Landis' attorney Maurice Suh said in his opening statement that the US Anti-Doping Agency (USADA) was so determined to prove Landis guilty that they had turned the case into a "holy mess".
Landis is present at the hearing at Pepperdine University.
Last week, Landis said he had been offered a reduced sentence by USADA if he offered "incriminating evidence" about fellow American cyclist and seven-time tour winner Lance Armstrong, who was last year cleared of using illegal substances.
Suh said tests on Landis' urine sample, given after he had completed the 17th stage of the tour, had been bungled by a laboratory in Paris which had failed to adhere to "the international standards for laboratories".

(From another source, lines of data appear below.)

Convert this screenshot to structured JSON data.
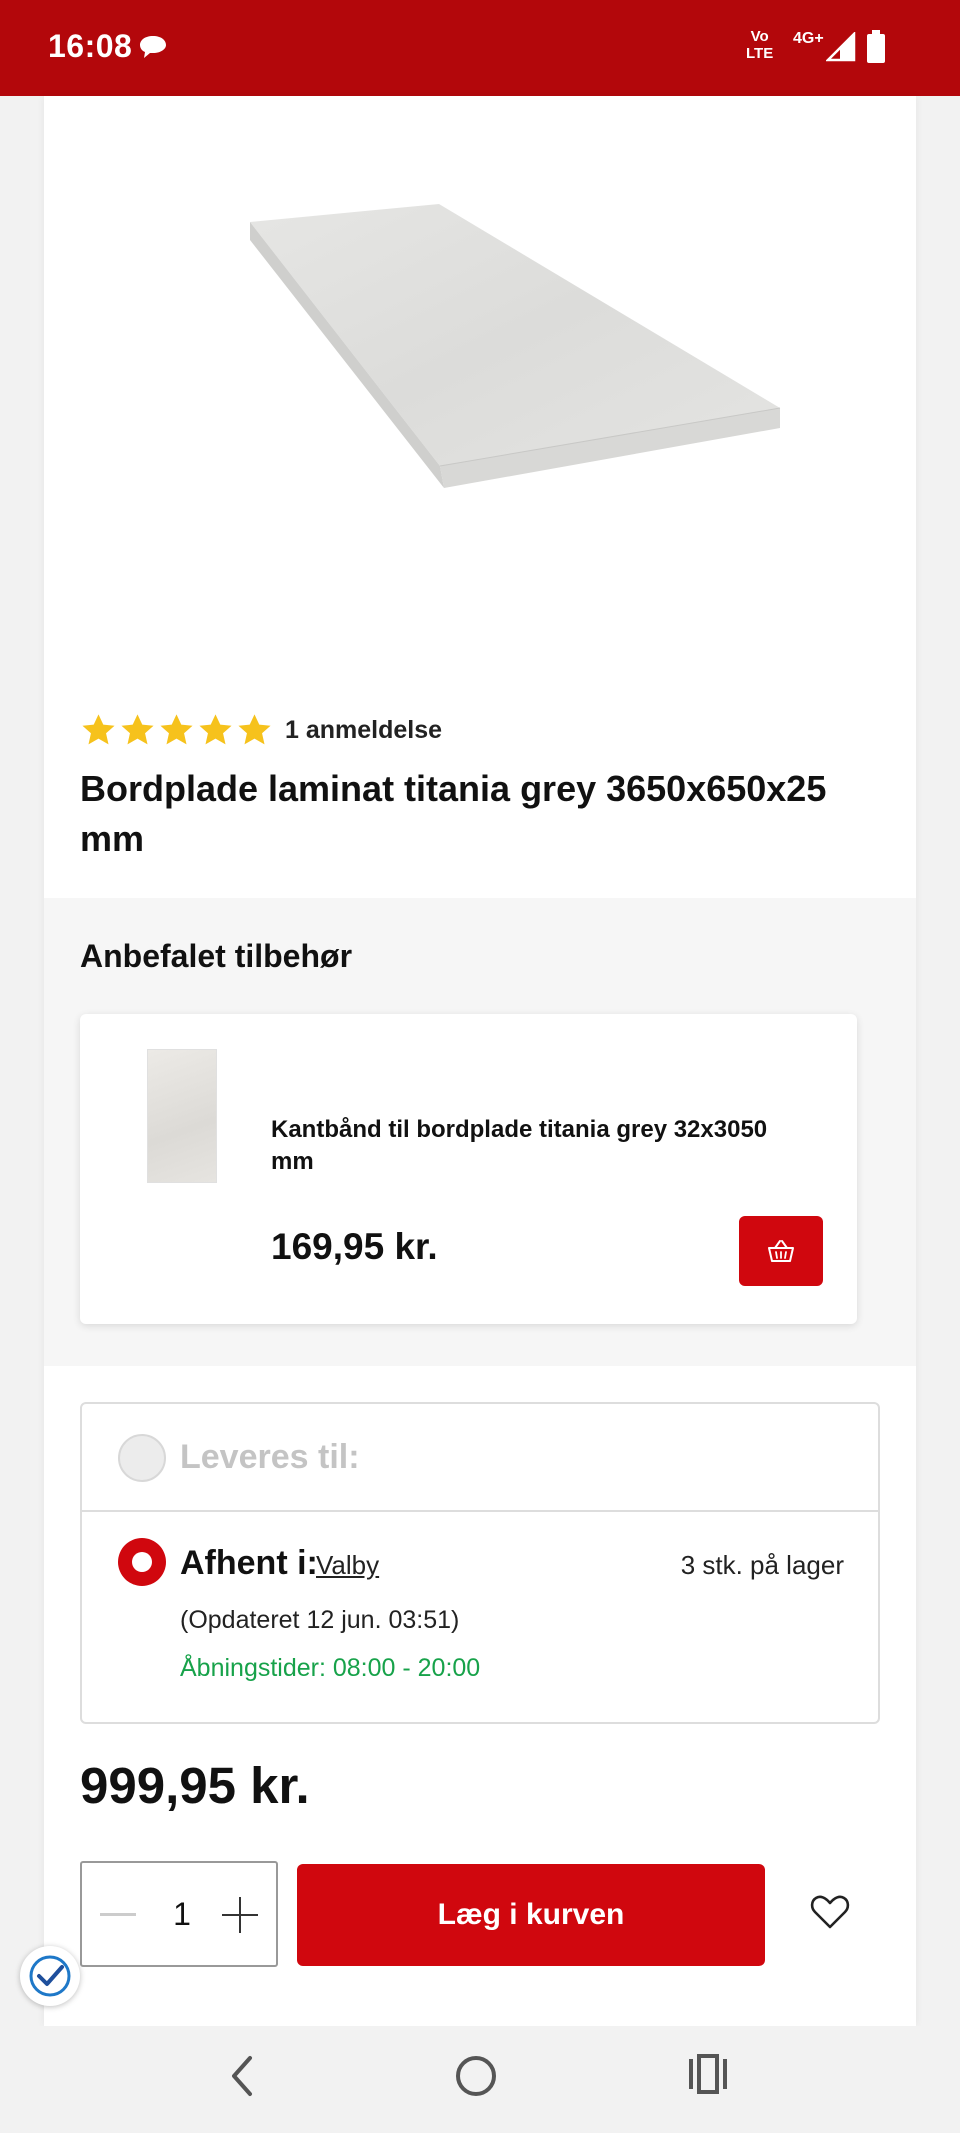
{
  "status_bar": {
    "time": "16:08",
    "volte_top": "Vo",
    "volte_bottom": "LTE",
    "network": "4G+"
  },
  "product": {
    "review_count": "1 anmeldelse",
    "rating": 5,
    "rating_max": 5,
    "title": "Bordplade laminat titania grey 3650x650x25 mm"
  },
  "accessories": {
    "heading": "Anbefalet tilbehør",
    "items": [
      {
        "name": "Kantbånd til bordplade titania grey 32x3050 mm",
        "price": "169,95 kr."
      }
    ]
  },
  "fulfillment": {
    "delivery_label": "Leveres til:",
    "pickup_label": "Afhent i:",
    "pickup_store": "Valby",
    "stock": "3 stk. på lager",
    "updated": "(Opdateret 12 jun. 03:51)",
    "hours": "Åbningstider: 08:00 - 20:00"
  },
  "purchase": {
    "price": "999,95 kr.",
    "quantity": "1",
    "add_to_cart_label": "Læg i kurven"
  },
  "colors": {
    "brand_red": "#d0070e",
    "status_bar_red": "#b3070b",
    "star_yellow": "#f6c21c",
    "hours_green": "#17a24a"
  },
  "icons": [
    "message-icon",
    "signal-icon",
    "battery-icon",
    "star-icon",
    "basket-icon",
    "heart-icon",
    "check-badge-icon",
    "back-icon",
    "home-icon",
    "recent-apps-icon"
  ]
}
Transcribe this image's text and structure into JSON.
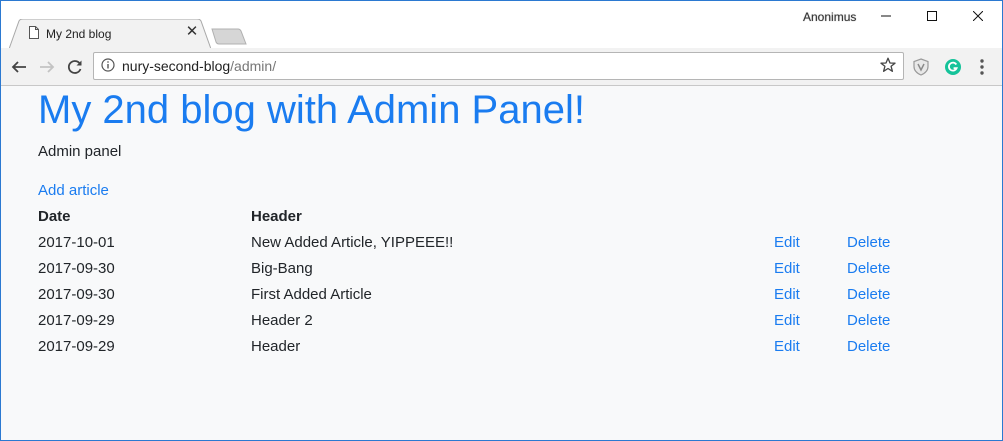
{
  "browser": {
    "tab_title": "My 2nd blog",
    "profile_name": "Anonimus",
    "url_host": "nury-second-blog",
    "url_path": "/admin/"
  },
  "page": {
    "title": "My 2nd blog with Admin Panel!",
    "subtitle": "Admin panel",
    "add_article_label": "Add article",
    "columns": {
      "date": "Date",
      "header": "Header"
    },
    "rows": [
      {
        "date": "2017-10-01",
        "header": "New Added Article, YIPPEEE!!",
        "edit": "Edit",
        "delete": "Delete"
      },
      {
        "date": "2017-09-30",
        "header": "Big-Bang",
        "edit": "Edit",
        "delete": "Delete"
      },
      {
        "date": "2017-09-30",
        "header": "First Added Article",
        "edit": "Edit",
        "delete": "Delete"
      },
      {
        "date": "2017-09-29",
        "header": "Header 2",
        "edit": "Edit",
        "delete": "Delete"
      },
      {
        "date": "2017-09-29",
        "header": "Header",
        "edit": "Edit",
        "delete": "Delete"
      }
    ]
  },
  "colors": {
    "accent": "#1a7cf0",
    "text": "#212529",
    "background": "#f8f9fa",
    "window_border": "#2b79d1"
  },
  "icons": [
    "page-icon",
    "close-icon",
    "minimize-icon",
    "maximize-icon",
    "window-close-icon",
    "back-icon",
    "forward-icon",
    "reload-icon",
    "info-icon",
    "star-icon",
    "shield-extension-icon",
    "grammarly-icon",
    "kebab-menu-icon"
  ]
}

"This is an embarrassment," Suh said, arguing that the technicians who carried out the tests were incompetent and their equipment was faulty.
But USADA attorney Richard Young defended the Paris laboratory, saying the tests had been corroborated by a wealth of evidence and had been independently confirmed.
At the hearing, which ends on May 23, three arbitration experts will determine whether Landis injected himself with the male hormone testosterone.
If found guilty of doping, Landis faces a two-year suspension and the possibility of becoming the first tour winner to be stripped of his title.